Looks: Tomatillo's operating model is just like Chipotle. The menu has the same options: burritos, soft tacos, chips and salsa and salads. You can get beer and wine but no margaritas. The tables are brushed metal with high stools and the decor is reminiscent with framed photos of latin america and an open kitchen. Very clean and nice. They play "lounge" music and they deliver.

Advantage: Tomatillo - the lack of margaritas is made up for by the fact that you can get it delivered to your house.

My meal:  I had a dos equis beer, chips and salsa and guacamole and a chicken fajita burrito.

The meat:
Now the best thing about Chipotle is their chicken. Their chicken is marinated in crack cocaine and is delicious - its salty and a bit spicy but not overwhelmingly tasting of one thing or another. its still a bit fatty but tender and juicy. I ate this chicken almost every day for two years.  At Tomatillo, there appeared to be cinammon in the marinade for the chicken in the chicken fajita burrito I had.  While I didn't mind it, it just added a "what's that flavor" to the chicken that I wasn't expecting. They claim its marinated in an adobo marinade.
Advantage: Chipotle

The burrito:
It was double wrapped in paper and tinfoil which helped because it was messy. It had beans, rice, meat, and veggies in there. I saw big roasted red peppers.  At Chipotle, the other thing I really like is that they use romaine lettuce instead of iceberg (although they are always super stingy with how much they give you) but I couldn't really tell what lettuce was in my Tomatillo burrito. I suspect it was iceberg.  The black beans were more soupy and less whole pure black beans than Chipotle and there was no option of pintos. but I like black beans so this was fine.
Advantage: Tied

The chips:
At Tomatillo ,the chips were actually made there on premises and crispy - tortilla chips are the biggest problems in the Netherlands... these were good but not salty enough. I love the Chipotle chips becaus they are thin and crispy and served in a paper bag.

Advantage: Tied

The Guacamole:
The Guacamole had too much lime in it and not enough chunks of Avocado. And it was WAY too expensive for the amount I got. At Chipotle, you get a giant scoop for 1.50 and I paid for a little to go souffle cup for 3.50 euros. but it was pretty good compared to most guac here.

Advantage: Chipotle

The beer:
They had a selection of Mexican beers - Dos Equis, Negro Modelo, and Corona and served it with a lime and without a glass, which I liked but they need to crank down the temperature of the cooler a bit since Mexican beer needs to be cold, in my opinion.

Advantage: Tied - the 'generic' alternative is Heineken at Tomatillo which is better than Bud.

The Salsa:
Now, for the most important part....the salsas.

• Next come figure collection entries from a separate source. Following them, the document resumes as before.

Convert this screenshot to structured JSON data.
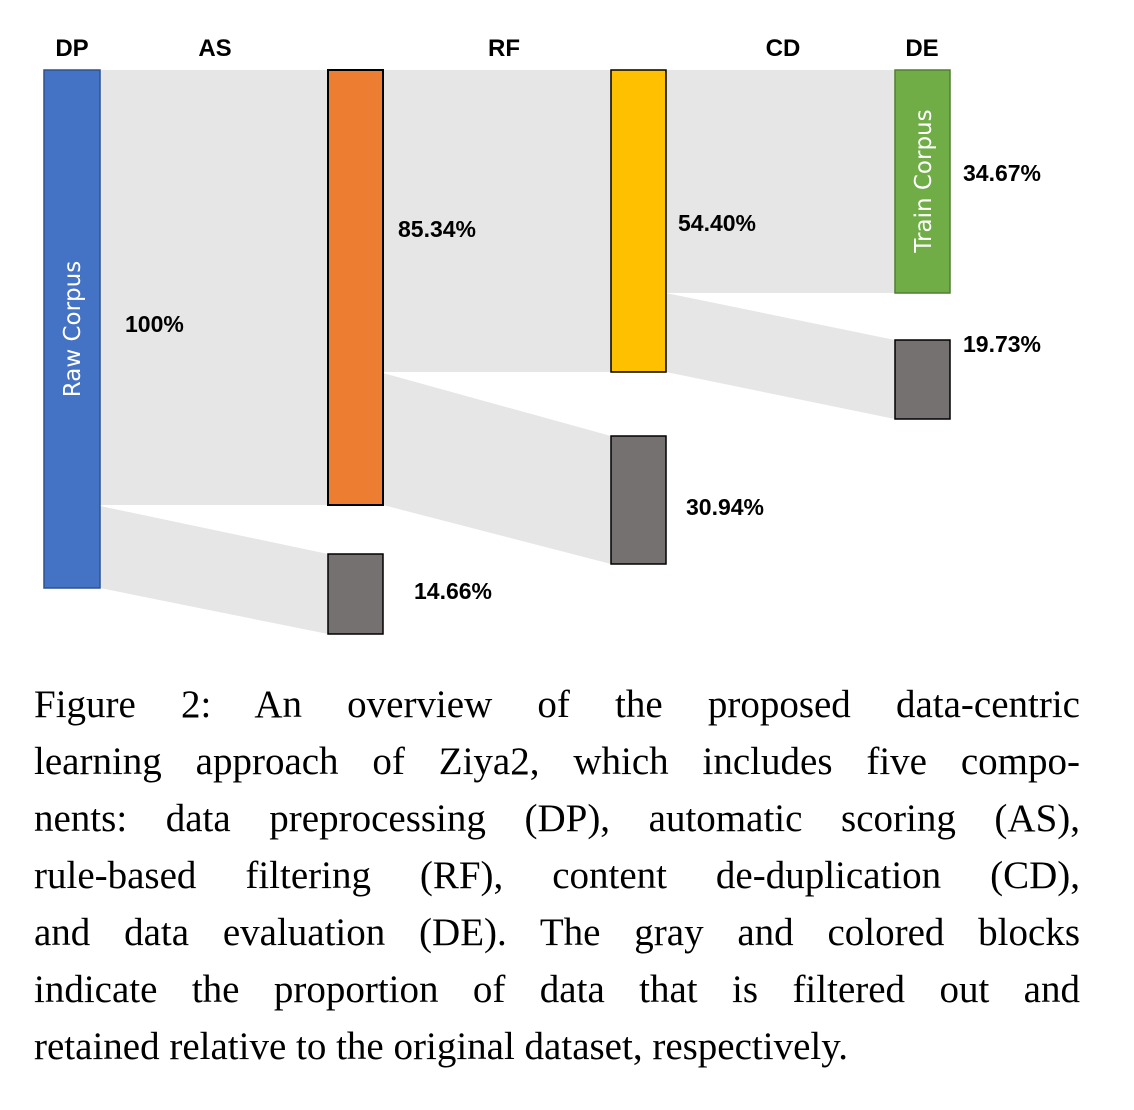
{
  "diagram": {
    "stages": [
      "DP",
      "AS",
      "RF",
      "CD",
      "DE"
    ],
    "blocks": [
      {
        "id": "raw",
        "label": "Raw Corpus",
        "value_pct": "100%",
        "kind": "retained",
        "color": "#4472C4"
      },
      {
        "id": "as_keep",
        "label": "",
        "value_pct": "85.34%",
        "kind": "retained",
        "color": "#ED7D31"
      },
      {
        "id": "as_drop",
        "label": "",
        "value_pct": "14.66%",
        "kind": "filtered",
        "color": "#767171"
      },
      {
        "id": "rf_keep",
        "label": "",
        "value_pct": "54.40%",
        "kind": "retained",
        "color": "#FFC000"
      },
      {
        "id": "rf_drop",
        "label": "",
        "value_pct": "30.94%",
        "kind": "filtered",
        "color": "#767171"
      },
      {
        "id": "train",
        "label": "Train Corpus",
        "value_pct": "34.67%",
        "kind": "retained",
        "color": "#70AD47"
      },
      {
        "id": "cd_drop",
        "label": "",
        "value_pct": "19.73%",
        "kind": "filtered",
        "color": "#767171"
      }
    ],
    "flow_color": "#E7E6E6"
  },
  "caption": {
    "lines": [
      "Figure 2:  An overview of the proposed data-centric",
      "learning approach of Ziya2, which includes five compo-",
      "nents: data preprocessing (DP), automatic scoring (AS),",
      "rule-based filtering (RF), content de-duplication (CD),",
      "and data evaluation (DE). The gray and colored blocks",
      "indicate the proportion of data that is filtered out and",
      "retained relative to the original dataset, respectively."
    ]
  }
}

I ordered the Chipotle medium spicy salsa and the Habanero extremely spicy salsa... on a scale of spicy from 1-10 with 1 being tomato sauce from a can and 10 being biting a habanero pepper in Jamaica, I would give the Chipotle medium spicy a 4 and the Habanaero a 5. I didn't consider either to be spicy. The chipotle wasn't even as spicy as Old El Paso spicy taco sauce.  And they pureed their salsas which I normally don't like but I noticed a lovely looking pico de gallo on the serving board so next time I go back, I might try that.

Advantage: Chipotle

Overall grade: For Amsterdam, this is the best Mexican (Tex-Mex) that I've had. But as far as "just like Chipotles" - I would give it a B-. But I'm now sufficiently intrigued about how authentic it can get to Los Pilones and try their margaritas.

1 comment:

Libby said...

Loved this post, Sarah. Make no mistake--the hunt for good Mexican food is a serious and wise pursuit. Good luck!
I've had two experiences with Mexican food in SC that blew me away and sent me to Heaven. One was thanks to our friend Cassandra--that woman knows how to make enchilada sauce like it was meant to be made. I still crave it and haven't had any success in duplicating it. The other---I once had the number of a Mexican woman who is basically the caretaker/nanny/chef/one woman dynamo for a family of Texas transplants (here in Columbia) and she made incredible tamales and enchiladas verdes and charged way less than she should have. I've since lost her number and don't know her last name. What a fool I am. There is no great Mexican food in Columbia otherwise--in spite of what you may have heard. But I'll keep looking.